Construction of the hotel began in 1994 and involved up to 2,000 workers during peak construction. It was built to resemble the billowing spinnaker sail of a J-class yacht. Two "wings" spread in a V to form a vast "mast," while the space between them is enclosed in a massive atrium. The building opened in December 1999 and was immediately recognized as a symbol of the developing city. In spite of the continuous building of even more spectacular structures in Dubai, the Burj Al Arab remains its most iconic and symbolic structure. Only registered guests or folks with reservations at one of its restaurants can enter the hotel grounds.
The nearby Madinat Jumeirah is a multi-purpose, multi-building, low-rise development, built to resemble a traditional Arab village. There are several massive hotels, an indoor souk, beachfront access, and a large number of restaurants.
The Mall of the Emirates, second largest after the Dubai Mall, is right across the street. Besides its stupendous shopping, locals and tourists alike flock to this mall to enjoy indoor skiing at the "Ski Dubai" Center, and the largest supermarket I have ever seen.

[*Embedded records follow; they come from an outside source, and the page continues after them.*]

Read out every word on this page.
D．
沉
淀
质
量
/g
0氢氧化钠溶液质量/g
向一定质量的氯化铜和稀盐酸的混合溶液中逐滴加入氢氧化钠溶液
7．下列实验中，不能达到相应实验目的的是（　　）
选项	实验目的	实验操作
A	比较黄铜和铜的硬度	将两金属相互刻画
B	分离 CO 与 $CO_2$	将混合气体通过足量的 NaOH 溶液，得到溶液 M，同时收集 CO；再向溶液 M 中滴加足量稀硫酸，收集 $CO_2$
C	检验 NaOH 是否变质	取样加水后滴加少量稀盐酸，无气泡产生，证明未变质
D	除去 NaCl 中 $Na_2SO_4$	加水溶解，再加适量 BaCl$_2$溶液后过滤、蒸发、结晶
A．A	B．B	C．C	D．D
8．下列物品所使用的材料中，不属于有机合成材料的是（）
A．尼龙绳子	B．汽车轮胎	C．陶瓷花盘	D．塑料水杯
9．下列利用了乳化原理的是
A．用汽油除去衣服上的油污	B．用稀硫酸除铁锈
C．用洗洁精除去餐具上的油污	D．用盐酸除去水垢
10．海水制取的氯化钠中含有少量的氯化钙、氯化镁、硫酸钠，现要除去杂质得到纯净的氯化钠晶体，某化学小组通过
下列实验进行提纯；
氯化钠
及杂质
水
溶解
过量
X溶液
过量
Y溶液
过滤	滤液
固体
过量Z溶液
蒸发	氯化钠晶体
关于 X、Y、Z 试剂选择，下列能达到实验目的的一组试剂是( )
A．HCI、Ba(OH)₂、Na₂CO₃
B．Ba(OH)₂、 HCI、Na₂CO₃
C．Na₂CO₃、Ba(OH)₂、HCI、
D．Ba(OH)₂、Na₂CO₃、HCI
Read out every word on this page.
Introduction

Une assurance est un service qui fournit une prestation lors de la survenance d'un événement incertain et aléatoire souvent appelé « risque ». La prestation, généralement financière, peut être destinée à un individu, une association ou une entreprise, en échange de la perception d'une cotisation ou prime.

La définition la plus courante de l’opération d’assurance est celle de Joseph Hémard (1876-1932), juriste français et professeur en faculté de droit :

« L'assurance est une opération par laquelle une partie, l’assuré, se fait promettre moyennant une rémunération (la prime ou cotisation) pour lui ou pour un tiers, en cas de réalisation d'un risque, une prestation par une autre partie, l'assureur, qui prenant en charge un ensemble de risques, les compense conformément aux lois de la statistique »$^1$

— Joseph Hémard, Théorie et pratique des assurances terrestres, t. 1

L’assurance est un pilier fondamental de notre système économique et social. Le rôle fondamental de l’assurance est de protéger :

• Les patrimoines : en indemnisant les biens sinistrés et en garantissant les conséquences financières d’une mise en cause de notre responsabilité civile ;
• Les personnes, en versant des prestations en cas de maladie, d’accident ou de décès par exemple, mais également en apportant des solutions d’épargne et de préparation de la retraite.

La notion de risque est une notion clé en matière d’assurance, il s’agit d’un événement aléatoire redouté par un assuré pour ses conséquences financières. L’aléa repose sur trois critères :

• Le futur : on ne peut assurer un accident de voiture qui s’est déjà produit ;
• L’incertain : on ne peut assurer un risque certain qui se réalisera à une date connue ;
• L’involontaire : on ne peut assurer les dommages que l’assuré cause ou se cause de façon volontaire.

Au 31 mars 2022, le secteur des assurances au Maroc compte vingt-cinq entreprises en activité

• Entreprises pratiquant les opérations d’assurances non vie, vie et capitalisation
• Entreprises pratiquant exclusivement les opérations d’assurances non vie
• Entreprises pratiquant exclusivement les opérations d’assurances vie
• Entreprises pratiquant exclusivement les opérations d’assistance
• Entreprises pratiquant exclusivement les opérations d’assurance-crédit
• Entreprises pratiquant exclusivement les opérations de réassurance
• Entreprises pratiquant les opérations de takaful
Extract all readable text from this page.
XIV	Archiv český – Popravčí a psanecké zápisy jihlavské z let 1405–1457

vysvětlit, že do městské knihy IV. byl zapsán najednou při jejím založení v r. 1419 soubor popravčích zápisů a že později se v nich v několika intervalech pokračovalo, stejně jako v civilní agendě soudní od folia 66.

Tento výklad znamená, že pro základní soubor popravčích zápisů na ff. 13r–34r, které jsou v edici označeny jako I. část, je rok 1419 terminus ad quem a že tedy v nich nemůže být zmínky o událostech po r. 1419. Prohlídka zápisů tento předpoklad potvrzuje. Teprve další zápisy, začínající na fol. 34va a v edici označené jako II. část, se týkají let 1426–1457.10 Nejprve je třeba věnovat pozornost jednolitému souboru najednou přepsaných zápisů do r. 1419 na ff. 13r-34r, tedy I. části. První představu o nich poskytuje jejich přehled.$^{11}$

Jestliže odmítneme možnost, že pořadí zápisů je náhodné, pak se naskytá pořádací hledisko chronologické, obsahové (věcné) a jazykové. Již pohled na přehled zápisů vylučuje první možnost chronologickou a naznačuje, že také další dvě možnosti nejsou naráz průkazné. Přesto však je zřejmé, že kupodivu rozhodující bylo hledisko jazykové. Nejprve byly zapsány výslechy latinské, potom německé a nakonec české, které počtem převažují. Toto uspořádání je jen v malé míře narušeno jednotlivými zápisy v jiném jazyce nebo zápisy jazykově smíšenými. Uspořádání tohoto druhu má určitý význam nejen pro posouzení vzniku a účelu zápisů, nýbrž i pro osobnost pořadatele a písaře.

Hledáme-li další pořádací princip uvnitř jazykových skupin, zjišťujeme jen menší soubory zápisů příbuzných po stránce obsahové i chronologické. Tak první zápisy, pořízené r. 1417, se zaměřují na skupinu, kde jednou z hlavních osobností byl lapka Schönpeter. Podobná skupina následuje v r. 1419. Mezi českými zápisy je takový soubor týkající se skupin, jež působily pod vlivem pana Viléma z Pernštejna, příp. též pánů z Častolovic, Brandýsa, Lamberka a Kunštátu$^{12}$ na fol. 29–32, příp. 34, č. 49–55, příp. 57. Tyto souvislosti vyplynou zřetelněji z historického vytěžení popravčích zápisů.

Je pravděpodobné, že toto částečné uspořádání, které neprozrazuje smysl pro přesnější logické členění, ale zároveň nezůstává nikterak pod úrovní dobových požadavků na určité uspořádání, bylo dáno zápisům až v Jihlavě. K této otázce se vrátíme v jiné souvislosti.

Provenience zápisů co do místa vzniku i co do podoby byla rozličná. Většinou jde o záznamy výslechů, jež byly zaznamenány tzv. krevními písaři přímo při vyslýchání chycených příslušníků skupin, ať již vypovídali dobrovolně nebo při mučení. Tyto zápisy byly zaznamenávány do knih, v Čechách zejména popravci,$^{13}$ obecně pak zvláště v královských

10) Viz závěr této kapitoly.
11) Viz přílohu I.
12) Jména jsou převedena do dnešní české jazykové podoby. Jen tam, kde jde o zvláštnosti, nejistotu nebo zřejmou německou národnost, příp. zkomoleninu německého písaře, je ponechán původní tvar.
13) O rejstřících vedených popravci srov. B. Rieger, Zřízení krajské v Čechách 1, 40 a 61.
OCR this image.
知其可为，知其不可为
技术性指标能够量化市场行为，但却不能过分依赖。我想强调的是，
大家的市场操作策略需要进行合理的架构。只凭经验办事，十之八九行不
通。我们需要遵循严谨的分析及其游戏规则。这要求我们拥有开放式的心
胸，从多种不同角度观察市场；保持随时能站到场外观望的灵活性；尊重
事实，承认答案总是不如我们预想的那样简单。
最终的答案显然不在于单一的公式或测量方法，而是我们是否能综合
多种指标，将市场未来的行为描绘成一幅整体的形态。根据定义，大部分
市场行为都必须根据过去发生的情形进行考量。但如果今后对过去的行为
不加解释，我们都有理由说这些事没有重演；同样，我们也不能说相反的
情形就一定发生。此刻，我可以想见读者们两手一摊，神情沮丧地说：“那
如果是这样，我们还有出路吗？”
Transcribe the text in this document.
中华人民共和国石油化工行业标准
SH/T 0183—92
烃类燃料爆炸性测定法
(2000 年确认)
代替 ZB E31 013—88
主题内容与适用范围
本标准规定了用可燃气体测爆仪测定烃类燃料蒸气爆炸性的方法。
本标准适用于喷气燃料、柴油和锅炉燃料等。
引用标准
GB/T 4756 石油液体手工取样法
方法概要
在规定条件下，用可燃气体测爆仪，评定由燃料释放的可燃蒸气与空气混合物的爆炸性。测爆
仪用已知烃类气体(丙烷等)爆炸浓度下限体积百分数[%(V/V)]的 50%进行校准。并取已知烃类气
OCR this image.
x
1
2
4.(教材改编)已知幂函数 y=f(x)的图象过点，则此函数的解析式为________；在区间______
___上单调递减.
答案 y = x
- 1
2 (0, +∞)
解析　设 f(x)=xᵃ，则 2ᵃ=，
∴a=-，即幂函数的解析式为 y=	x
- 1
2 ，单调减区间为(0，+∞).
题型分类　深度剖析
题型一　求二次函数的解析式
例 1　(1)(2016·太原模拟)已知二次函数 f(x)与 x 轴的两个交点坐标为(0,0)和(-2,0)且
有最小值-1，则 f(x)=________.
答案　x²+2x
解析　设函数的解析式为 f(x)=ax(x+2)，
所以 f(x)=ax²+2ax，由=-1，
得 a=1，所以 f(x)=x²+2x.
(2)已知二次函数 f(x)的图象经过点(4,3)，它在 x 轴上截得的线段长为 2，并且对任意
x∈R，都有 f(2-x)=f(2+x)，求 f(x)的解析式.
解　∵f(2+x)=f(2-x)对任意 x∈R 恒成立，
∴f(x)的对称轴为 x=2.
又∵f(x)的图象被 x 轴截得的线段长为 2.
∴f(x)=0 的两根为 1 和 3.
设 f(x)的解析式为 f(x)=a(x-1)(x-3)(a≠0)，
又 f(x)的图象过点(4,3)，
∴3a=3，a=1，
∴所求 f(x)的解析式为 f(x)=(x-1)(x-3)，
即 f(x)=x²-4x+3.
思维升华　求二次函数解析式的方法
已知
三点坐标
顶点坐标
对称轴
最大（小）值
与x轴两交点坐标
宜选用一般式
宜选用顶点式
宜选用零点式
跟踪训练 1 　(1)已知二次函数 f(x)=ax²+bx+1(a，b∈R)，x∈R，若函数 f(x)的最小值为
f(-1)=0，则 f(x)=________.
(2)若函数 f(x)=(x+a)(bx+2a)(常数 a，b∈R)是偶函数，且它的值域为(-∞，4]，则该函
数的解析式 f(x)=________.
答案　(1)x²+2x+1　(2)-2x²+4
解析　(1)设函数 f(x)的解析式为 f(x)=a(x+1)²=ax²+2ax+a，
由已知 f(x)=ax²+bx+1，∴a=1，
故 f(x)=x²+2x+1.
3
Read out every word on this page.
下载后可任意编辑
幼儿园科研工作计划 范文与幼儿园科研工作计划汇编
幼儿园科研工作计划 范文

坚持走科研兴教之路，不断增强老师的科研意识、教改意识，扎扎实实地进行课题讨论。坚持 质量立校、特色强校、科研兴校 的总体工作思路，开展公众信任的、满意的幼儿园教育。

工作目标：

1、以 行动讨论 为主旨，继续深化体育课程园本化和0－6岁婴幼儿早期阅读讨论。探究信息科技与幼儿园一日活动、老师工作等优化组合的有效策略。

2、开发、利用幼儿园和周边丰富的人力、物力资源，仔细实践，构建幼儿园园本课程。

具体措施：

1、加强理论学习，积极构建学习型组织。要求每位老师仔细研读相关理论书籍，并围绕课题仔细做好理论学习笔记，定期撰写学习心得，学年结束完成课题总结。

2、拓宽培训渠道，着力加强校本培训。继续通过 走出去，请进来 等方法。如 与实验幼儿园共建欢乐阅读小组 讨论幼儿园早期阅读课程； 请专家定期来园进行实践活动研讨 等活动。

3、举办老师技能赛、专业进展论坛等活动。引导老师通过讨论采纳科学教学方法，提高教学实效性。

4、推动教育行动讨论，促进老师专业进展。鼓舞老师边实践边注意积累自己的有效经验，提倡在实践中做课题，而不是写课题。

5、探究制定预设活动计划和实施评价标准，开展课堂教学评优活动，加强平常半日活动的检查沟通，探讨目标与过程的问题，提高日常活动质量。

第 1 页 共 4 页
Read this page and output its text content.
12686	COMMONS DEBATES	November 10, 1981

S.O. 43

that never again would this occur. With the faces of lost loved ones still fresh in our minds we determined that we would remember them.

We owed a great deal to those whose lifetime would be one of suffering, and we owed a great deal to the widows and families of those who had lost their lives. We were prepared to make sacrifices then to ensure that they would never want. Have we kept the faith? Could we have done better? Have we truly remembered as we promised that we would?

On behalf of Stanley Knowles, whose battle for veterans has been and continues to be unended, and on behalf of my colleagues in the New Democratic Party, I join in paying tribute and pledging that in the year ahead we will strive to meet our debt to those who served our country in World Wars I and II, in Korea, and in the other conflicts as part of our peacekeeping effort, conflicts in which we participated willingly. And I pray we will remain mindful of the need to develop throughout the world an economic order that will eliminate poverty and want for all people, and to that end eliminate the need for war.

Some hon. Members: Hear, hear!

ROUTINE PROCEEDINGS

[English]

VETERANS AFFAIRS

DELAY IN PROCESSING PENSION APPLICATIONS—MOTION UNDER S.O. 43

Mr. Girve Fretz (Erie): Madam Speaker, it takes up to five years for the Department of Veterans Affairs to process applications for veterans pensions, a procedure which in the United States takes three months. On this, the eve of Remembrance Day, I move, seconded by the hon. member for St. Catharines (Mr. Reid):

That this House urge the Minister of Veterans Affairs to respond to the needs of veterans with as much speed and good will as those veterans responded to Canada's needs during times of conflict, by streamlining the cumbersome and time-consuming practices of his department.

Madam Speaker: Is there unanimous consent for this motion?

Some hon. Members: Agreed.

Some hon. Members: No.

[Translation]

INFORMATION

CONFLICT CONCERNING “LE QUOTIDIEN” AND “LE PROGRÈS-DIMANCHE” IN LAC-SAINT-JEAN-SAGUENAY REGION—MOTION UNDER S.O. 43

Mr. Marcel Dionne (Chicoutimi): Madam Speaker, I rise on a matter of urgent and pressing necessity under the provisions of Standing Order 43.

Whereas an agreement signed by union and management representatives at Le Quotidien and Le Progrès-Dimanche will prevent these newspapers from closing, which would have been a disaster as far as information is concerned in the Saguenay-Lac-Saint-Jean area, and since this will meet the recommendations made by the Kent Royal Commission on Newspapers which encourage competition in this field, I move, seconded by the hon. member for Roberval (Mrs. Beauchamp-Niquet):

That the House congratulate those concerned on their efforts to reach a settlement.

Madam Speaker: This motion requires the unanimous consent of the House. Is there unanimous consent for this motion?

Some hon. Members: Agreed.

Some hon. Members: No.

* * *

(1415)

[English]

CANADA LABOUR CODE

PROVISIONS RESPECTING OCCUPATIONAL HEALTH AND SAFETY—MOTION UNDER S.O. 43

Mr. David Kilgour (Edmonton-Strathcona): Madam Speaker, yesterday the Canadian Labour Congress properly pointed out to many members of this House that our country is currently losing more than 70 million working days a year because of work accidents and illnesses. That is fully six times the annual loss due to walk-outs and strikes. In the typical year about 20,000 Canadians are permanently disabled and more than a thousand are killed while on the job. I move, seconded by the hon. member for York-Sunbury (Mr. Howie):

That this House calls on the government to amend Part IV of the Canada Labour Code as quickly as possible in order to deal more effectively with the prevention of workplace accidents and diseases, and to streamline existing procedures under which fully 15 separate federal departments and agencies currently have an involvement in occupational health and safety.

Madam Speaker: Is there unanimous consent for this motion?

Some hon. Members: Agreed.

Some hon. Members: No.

By now it is mid-afternoon and I should head back the Dusit Thani to finish packing and get some rest before checking out at 11pm tonight for my ride to the airport. But I have one more thing to see before I leave Dubai, so I take the Metro two stops beyond my hotel and enjoy a late-afternoon walk through a city park, to the Dubai Frame, another self-reflective architectural icon. Indeed, its only purpose, besides awing its spectators, is to "frame" more views of various parts of the city.